Prescott regardait Hubert, les joues empourprées, le visage figé.
— Je vois. Vous admettez donc enseigner entre ces murs de la vraie magie.
— Mais bien entendu, jeune homme. Pourquoi le nier ?
— Confirmeriez-vous aussi, insista Prescott, d’une voix tonnante, qui y a ici-même, dans cette pièce, des peintures qui bougent.
Quand il indiqua, d’un geste grandiloquent du bras, les murs de l’entrée, le caméraman pivota et avança, aussi souplement et régulièrement que possible, vers les tableaux alignés près de la porte. Un microphone, porté par un opérateur radio, avança en même temps, pour s’assurer d’enregistrer la réponse de Hubert.
— Des peintures qui b-bougent ? répéta Hubert d’une voix absente. Oh. Oh… oui, bien sûr ! En quelque sorte, je pense qu’on peut les décrire comme ça. Vous savez, il y a certains tableaux qui sont peints de façon à ce que leurs yeux vous suivent toujours, quelle que soit votre position dans la pièce. (Hubert leva les mains, et manifestement, s’échauffa sur le sujet.) C’est incroyable, non ? On a vraiment l’impression que leurs regards pèsent sur vous, où que vous alliez !
Le caméraman baissa sa caméra, et se tourna vers Prescott, les sourcils froncés. Le visage du journaliste exprimait une colère impuissante.
— Ce n’est pas du tout ce que je voulais dire ! cria-t-il d’une voix aigue. Je veux qu’ils bougent. Vous savez qu’ils le peuvent ! (Il pivota sur ses talons et s’en prit à McGonagall.) Hier, je vous ai entendue tenir une conversation dans votre bureau avec un portrait. Je vous ai vue ! Et le tableau parlait.

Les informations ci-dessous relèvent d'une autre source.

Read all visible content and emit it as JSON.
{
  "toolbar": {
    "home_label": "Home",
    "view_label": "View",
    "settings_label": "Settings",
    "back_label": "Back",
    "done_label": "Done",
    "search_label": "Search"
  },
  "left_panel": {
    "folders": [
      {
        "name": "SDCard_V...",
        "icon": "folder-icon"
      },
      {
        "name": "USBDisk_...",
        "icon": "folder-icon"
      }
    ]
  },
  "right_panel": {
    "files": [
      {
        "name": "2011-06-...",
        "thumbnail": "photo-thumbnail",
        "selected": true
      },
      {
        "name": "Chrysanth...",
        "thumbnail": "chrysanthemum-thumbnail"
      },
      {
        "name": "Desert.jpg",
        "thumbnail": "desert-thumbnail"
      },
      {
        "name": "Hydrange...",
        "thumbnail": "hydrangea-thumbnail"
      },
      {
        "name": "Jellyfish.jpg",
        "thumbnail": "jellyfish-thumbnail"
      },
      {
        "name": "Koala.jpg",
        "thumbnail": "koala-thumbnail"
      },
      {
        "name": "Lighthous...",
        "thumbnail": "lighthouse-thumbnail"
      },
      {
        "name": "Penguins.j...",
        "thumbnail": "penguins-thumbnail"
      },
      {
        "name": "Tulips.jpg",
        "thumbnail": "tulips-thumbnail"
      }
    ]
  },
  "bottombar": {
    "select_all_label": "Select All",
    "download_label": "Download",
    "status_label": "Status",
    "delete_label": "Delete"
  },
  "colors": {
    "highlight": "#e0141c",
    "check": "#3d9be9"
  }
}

La directrice le regarda, avec une expression tellement stupéfaite qu’elle en devenait comique. James, qui se tenait près de la porte, avec de très nombreux autres élèves, eut du mal à retenir son rire.
— Je ne vois pas du tout ce que vous voulez dire, répondit McGonagall à Prescott.
L’inspecteur Finney avança d’un pas à comme pour protéger la directrice. Elle avait au moins une tête de plus que lui.
— Prescott, je vous prie d’utiliser un autre ton pour vous adresser à cette dame, dit-il sèchement. Faites votre si précieuse émission, mais n’en rajoutez pas. Vous devenez grotesque !
Durant quelques secondes, Prescott faillit exploser, puis il reprit contenance à grand peine.
— D’accord. Oublions les peintures. Que je suis bête ! (Il se retourna vers Hubert.) Je présume que certaines classes sont en cours à l’heure actuelle, chancelier ?
Hubert sursauta, comme arraché à ses pensées
— Hum ? Quelles classes ? Euh – en cours ? Eh bien, oui… j’imagine. Mais je ne pense pas qu’il soit possible de…
— Ah-ah ! Que se passe-t-il dans ces classes que vous aimeriez nous cacher ? coupa Prescott. Nos téléspectateurs ont le droit d’être au courant, de découvrir de ce qui se passe juste sous… euh – sous leur nez.
— Vos téléspectateurs ? répéta Hubert en se tournant vers la caméra. Oh, je vois, vous filmez en direct ?
Prescott grinça des dents, et sembla quelque peu défait.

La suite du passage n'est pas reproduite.